According to standard ACMG guidelines, the rule for BP4 is: "Multiple lines of computational evidence suggest no impact on gene or gene product". The evidence for this variant shows: CADD 3.12, REVEL 0.17, PolyPhen benign, SpliceAI no splicing impact. Therefore, this criterion is applied at Supporting strength because computational data consistently predict a benign effect.

BP5

BP5 (Not Applied)

According to standard ACMG guidelines, the rule for BP5 is: "Variant found in a case with an alternate molecular basis for disease". The evidence for this variant shows: no alternate molecular basis reported.

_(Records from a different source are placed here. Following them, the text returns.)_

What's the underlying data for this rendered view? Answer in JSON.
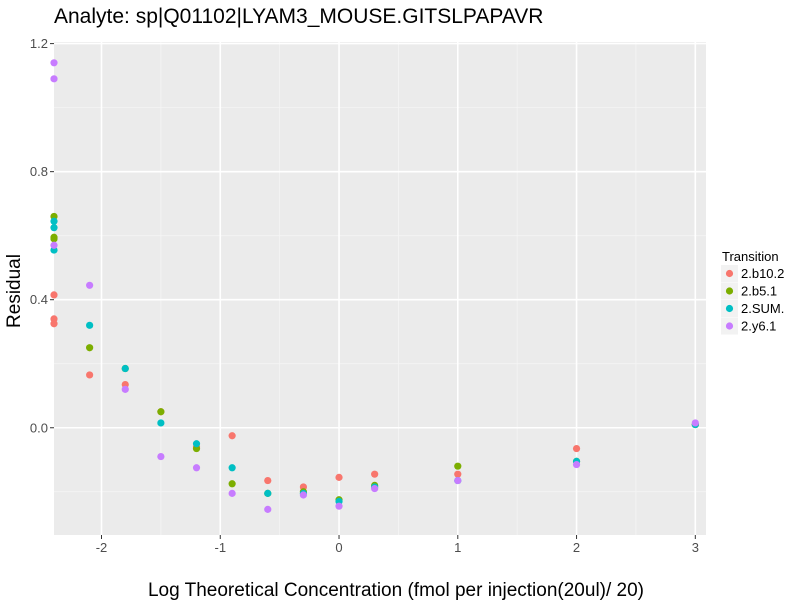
{
  "chart_data": {
    "type": "scatter",
    "title": "Analyte: sp|Q01102|LYAM3_MOUSE.GITSLPAPAVR",
    "xlabel": "Log Theoretical Concentration (fmol per injection(20ul)/ 20)",
    "ylabel": "Residual",
    "xlim": [
      -2.4,
      3.09
    ],
    "ylim": [
      -0.335,
      1.205
    ],
    "x_ticks": [
      -2,
      -1,
      0,
      1,
      2,
      3
    ],
    "x_tick_labels": [
      "-2",
      "-1",
      "0",
      "1",
      "2",
      "3"
    ],
    "y_ticks": [
      0.0,
      0.4,
      0.8,
      1.2
    ],
    "y_tick_labels": [
      "0.0",
      "0.4",
      "0.8",
      "1.2"
    ],
    "grid": true,
    "legend": {
      "title": "Transition",
      "position": "right"
    },
    "series": [
      {
        "name": "2.b10.2",
        "color": "#F8766D",
        "points": [
          [
            -2.4,
            0.415
          ],
          [
            -2.4,
            0.34
          ],
          [
            -2.4,
            0.325
          ],
          [
            -2.1,
            0.165
          ],
          [
            -1.8,
            0.135
          ],
          [
            -1.5,
            0.05
          ],
          [
            -1.2,
            -0.06
          ],
          [
            -0.9,
            -0.025
          ],
          [
            -0.6,
            -0.165
          ],
          [
            -0.3,
            -0.185
          ],
          [
            0.0,
            -0.155
          ],
          [
            0.3,
            -0.145
          ],
          [
            1.0,
            -0.145
          ],
          [
            2.0,
            -0.065
          ],
          [
            3.0,
            0.01
          ]
        ]
      },
      {
        "name": "2.b5.1",
        "color": "#7CAE00",
        "points": [
          [
            -2.4,
            0.66
          ],
          [
            -2.4,
            0.595
          ],
          [
            -2.4,
            0.59
          ],
          [
            -2.1,
            0.25
          ],
          [
            -1.8,
            0.185
          ],
          [
            -1.5,
            0.05
          ],
          [
            -1.2,
            -0.065
          ],
          [
            -0.9,
            -0.175
          ],
          [
            -0.6,
            -0.205
          ],
          [
            -0.3,
            -0.2
          ],
          [
            0.0,
            -0.225
          ],
          [
            0.3,
            -0.18
          ],
          [
            1.0,
            -0.12
          ],
          [
            2.0,
            -0.105
          ],
          [
            3.0,
            0.01
          ]
        ]
      },
      {
        "name": "2.SUM.",
        "color": "#00BFC4",
        "points": [
          [
            -2.4,
            0.645
          ],
          [
            -2.4,
            0.625
          ],
          [
            -2.4,
            0.555
          ],
          [
            -2.1,
            0.32
          ],
          [
            -1.8,
            0.185
          ],
          [
            -1.5,
            0.015
          ],
          [
            -1.2,
            -0.05
          ],
          [
            -0.9,
            -0.125
          ],
          [
            -0.6,
            -0.205
          ],
          [
            -0.3,
            -0.205
          ],
          [
            0.0,
            -0.23
          ],
          [
            0.3,
            -0.185
          ],
          [
            1.0,
            -0.165
          ],
          [
            2.0,
            -0.105
          ],
          [
            3.0,
            0.01
          ]
        ]
      },
      {
        "name": "2.y6.1",
        "color": "#C77CFF",
        "points": [
          [
            -2.4,
            1.14
          ],
          [
            -2.4,
            1.09
          ],
          [
            -2.4,
            0.57
          ],
          [
            -2.1,
            0.445
          ],
          [
            -1.8,
            0.12
          ],
          [
            -1.5,
            -0.09
          ],
          [
            -1.2,
            -0.125
          ],
          [
            -0.9,
            -0.205
          ],
          [
            -0.6,
            -0.255
          ],
          [
            -0.3,
            -0.21
          ],
          [
            0.0,
            -0.245
          ],
          [
            0.3,
            -0.19
          ],
          [
            1.0,
            -0.165
          ],
          [
            2.0,
            -0.115
          ],
          [
            3.0,
            0.015
          ]
        ]
      }
    ]
  }
}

Therefore, this criterion is not applied.

BP6

BP6 (Not Applied)

According to standard ACMG guidelines, the rule for BP6 is: "Reputable source reports variant as benign, but without accessible evidence". The evidence for this variant shows: no reputable source reports benign. Therefore, this criterion is not applied.

BP7

BP7 (Not Applied)

According to standard ACMG guidelines, the rule for BP7 is: "Synonymous variant with no predicted impact on splicing". The evidence for this variant shows: this is a missense change, not synonymous. Therefore, this criterion is not applied.